Madison Craft Beer Week was born in 2011. It was precocious from the start. Even that first year, it was more than an actual week long — it ran for 10 days.
It grew out of the Madison Home Brewers and Tasters Guild and a desire to build on the excitement that occurs every year in early May as the Guild releases tickets for the Great Taste of the Midwest, its large annual festival at Olin Park each August. It ends on Mother's Day, usually good for scheduling brunch events.
Bill Rogers, who along with Robyn Klinge and Jeff Glazer co-founded craft beer week, remembers buying the domain name several months before any planning started.
“I remember being really stressed out the first year as we were closing in on the registration deadline and had no events,” Klinge says. “Then on the last day of registration, the Old Fashioned and Vintage Brewing Company submitted events for every day of the week.” That, says Klinge, “opened up the floodgates and reassured everyone else that this was a real thing.”
Dexters and Maduro were other early adopters, according to Rogers.
Madison Craft Beer Week was a hit from the start. In its first year there were over 100 different venues and activities. “That first year blew our minds,” says Rogers. Today that number has quadrupled.
Benefits of the event extend far into the community and the economy. Rogers notes that craft beer week was instrumental in bringing breweries from elsewhere in the state into Madison. He also feels that it jump-started the influx of tap houses in the Madison area.
“Craft beer week gets people to places they may not have been before, trying new beers and restaurants,” says Rogers. “When [I] see so many bars, restaurants and other places getting on board, it’s rewarding.”
And, “It’s a great way to start coming out of the shell of winter,” says Jeff Glazer.
A number of cities throughout the country hold craft beer weeks. Madison and Milwaukee were the first cities to organize beer weeks in Wisconsin. In the early stages Madison organizers followed many of the ideas they learned from similar efforts in cities like Philadelphia and San Francisco and American Craft Beer Week.
One aspect that has worked well for Madison is the independent nature of craft beer week. In some cities, a single industry entity like a beer distributorship or a single brewery runs the event. This can make it challenging to gain buy-in from the overall beer industry in that community.
Over the years, the number and type of events in the Madison week have grown. “Venues do a great job of engaging with the breweries and holding events that are creative mash-ups of the brewery and the venue,” says Glazer.

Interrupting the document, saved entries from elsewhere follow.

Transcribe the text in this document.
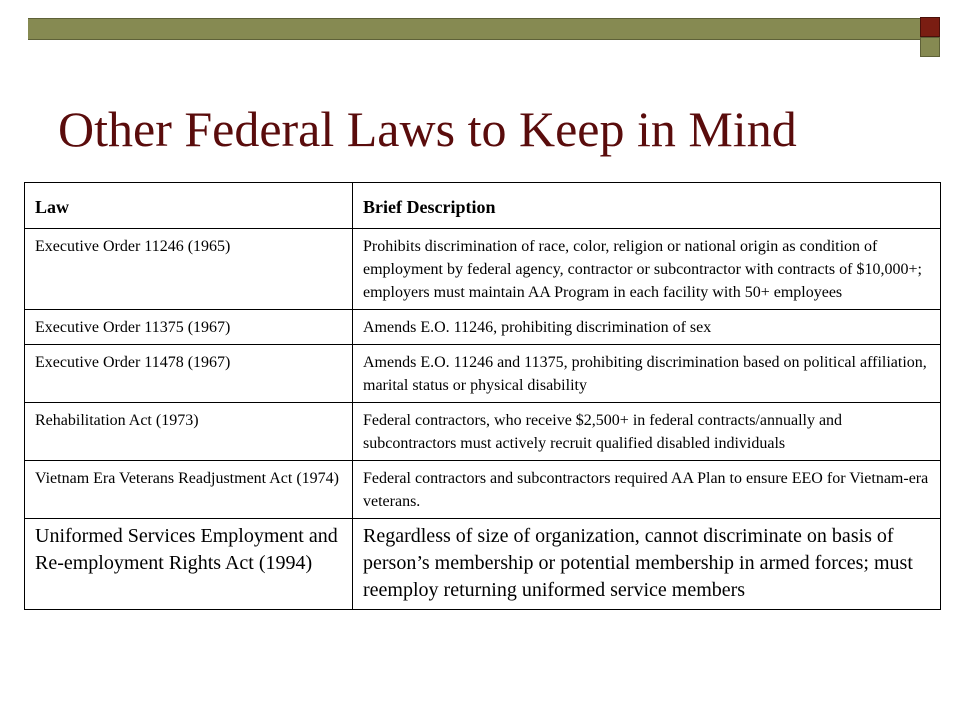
Other Federal Laws to Keep in Mind
Law	Brief Description
Executive Order 11246 (1965)	Prohibits discrimination of race, color, religion or national origin as condition of employment by federal agency, contractor or subcontractor with contracts of $10,000+; employers must maintain AA Program in each facility with 50+ employees
Executive Order 11375 (1967)	Amends E.O. 11246, prohibiting discrimination of sex
Executive Order 11478 (1967)	Amends E.O. 11246 and 11375, prohibiting discrimination based on political affiliation, marital status or physical disability
Rehabilitation Act (1973)	Federal contractors, who receive $2,500+ in federal contracts/annually and subcontractors must actively recruit qualified disabled individuals
Vietnam Era Veterans Readjustment Act (1974)	Federal contractors and subcontractors required AA Plan to ensure EEO for Vietnam-era veterans.
Uniformed Services Employment and Re-employment Rights Act (1994)	Regardless of size of organization, cannot discriminate on basis of person’s membership or potential membership in armed forces; must reemploy returning uniformed service members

Brewer appearances are often part of beer release parties. In 2015, Wisconsin Brewing Company’s Kirby Nelson showed up at Tex Tubb’s Taco Palace for the release party of his “Weizenbock to the Future,” driving a DeLorean and wearing a white lab coat like Doc from the movie Back to the Future.
Special-release beers, tap take-overs, beer pairing dinners and educational programs make up the bulk of the events. In 2012 the Cask Beer Fest was added.
Getting local homebrewer participation in creating beers is another growing aspect of craft beer week. In 2014 and again this year, teams of students in UW-Madison food science and fermentation programs have competed for the chance get their beer recipes produced by Wisconsin Brewing. The winning beer is released in time for craft beer week. Several other local brewers also hold homebrew competitions, where the winner’s beer becomes part of special release parties.
However, no beer takes the spotlight like Common Thread. Each year over a dozen brewers from throughout Wisconsin come together, select a style of beer to make, and brew it collaboratively. In 2012, its debut year, it was a California Common, in 2013 a bier de garde, in 2014 a Bohemian pilsner, and last year a Belgian tripel. This year, a Gose will be the featured beer style.
Success eventually led to a need for more support than Rogers, Klinge or Glazer could offer. All three have full-time jobs. That’s when last fall Isthmus stepped in to provide the overall coordination of Madison Craft Beer Week. Which brings us to the present day.
Madison Craft Beer Week will be held April 29-May 8 this year, and it is expected to draw the largest number of participating venues since it began in 2011.